A New START Model for Transparency in Nuclear Disarmament

Transparency and accountability are important elements of nuclear disarmament. The action plan adopted at the 2010 Non-Proliferation Treaty Review Conference encouraged the nuclear-weapon states to agree on a reporting standard that would help demonstrate progress in their commitment to pursue reductions of nuclear arsenals. This study presents a model for such reporting, based on the approach developed by the Russian Federation and the United States in the New START treaty.
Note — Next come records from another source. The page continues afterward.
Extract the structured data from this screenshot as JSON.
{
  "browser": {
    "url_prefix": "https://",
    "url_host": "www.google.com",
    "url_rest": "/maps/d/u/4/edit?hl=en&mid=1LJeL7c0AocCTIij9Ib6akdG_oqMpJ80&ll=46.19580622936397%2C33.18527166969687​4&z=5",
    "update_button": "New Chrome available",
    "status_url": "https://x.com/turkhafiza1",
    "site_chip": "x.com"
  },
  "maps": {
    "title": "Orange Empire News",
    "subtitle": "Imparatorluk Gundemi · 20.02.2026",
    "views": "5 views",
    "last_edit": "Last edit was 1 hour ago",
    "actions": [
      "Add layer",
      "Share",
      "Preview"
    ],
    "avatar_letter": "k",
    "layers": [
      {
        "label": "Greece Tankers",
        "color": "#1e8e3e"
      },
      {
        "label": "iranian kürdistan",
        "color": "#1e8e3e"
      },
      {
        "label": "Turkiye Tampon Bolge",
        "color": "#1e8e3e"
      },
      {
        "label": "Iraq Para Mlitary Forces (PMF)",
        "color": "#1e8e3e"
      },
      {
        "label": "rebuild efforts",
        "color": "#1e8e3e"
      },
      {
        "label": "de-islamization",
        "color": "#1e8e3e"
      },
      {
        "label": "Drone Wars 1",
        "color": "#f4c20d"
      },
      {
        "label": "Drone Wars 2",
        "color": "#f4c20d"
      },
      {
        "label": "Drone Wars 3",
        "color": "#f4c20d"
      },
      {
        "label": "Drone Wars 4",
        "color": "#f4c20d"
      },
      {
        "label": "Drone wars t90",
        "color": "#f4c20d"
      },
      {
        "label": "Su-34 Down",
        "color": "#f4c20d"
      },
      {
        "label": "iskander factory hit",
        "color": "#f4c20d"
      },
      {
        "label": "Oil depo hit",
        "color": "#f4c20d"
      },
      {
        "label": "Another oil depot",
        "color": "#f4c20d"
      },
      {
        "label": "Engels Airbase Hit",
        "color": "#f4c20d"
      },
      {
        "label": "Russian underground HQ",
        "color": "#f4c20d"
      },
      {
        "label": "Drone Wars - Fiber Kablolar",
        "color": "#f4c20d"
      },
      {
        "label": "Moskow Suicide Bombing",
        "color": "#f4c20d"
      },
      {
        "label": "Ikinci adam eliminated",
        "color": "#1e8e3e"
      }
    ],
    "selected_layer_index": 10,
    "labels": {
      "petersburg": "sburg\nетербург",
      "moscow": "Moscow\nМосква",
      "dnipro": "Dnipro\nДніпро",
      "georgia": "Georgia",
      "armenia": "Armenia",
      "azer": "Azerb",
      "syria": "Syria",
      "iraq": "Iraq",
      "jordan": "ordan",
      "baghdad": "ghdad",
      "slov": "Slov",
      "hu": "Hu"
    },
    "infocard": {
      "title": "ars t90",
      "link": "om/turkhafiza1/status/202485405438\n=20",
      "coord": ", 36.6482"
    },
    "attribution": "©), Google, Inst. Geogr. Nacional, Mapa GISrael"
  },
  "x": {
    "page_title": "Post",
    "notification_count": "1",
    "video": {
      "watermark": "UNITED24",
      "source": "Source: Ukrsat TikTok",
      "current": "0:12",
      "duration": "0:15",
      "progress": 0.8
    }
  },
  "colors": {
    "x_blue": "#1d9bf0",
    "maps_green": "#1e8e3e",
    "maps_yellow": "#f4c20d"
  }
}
The table below contains an example New START-type aggregate data for five nuclear weapon states that reflect the status of their strategic nuclear forces as of 1 September 2012.

 Category of data China France Russian Federation United
Kingdom
United
States
Deployed ICBMs, deployed SLBMs, and deployed heavy bombers 60 48 491 24 806
Warheads on deployed ICBMs, on deployed SLBMs, and nuclear warheads counted for deployed heavy bombers 0 288 1,499 88 1,722
Deployed and non-deployed launchers of ICBMs, deployed and non-deployed launchers of SLBMs, and deployed and non-deployed heavy bombers 109 64 884 64 1,034

Data for the United States and the Russian Federation come from the biannual exchange required by New START, which contained data declared current as of 1 September 2012. Data for China, France, and the United Kingdom are estimates based on open-source information.

As the study demonstrates, the framework of the US–Russian nuclear disarmament process could serve as the foundation for a multilateral transparency and accountability regime, and provide a basis for closer cooperation and confidence-building measures among all NPT member states to help advance the goal of nuclear disarmament. This study also presents data exchange documents for all Nuclear Non-Proliferation Treaty nuclear-weapon states, which are modelled after the reports submitted by the Russian Federation and the United States as part of their New START obligations. These model reports demonstrate the feasibility of applying the New START-type data exchange mechanism to nuclear arsenals of other states and illustrate the advantages of this kind of reporting.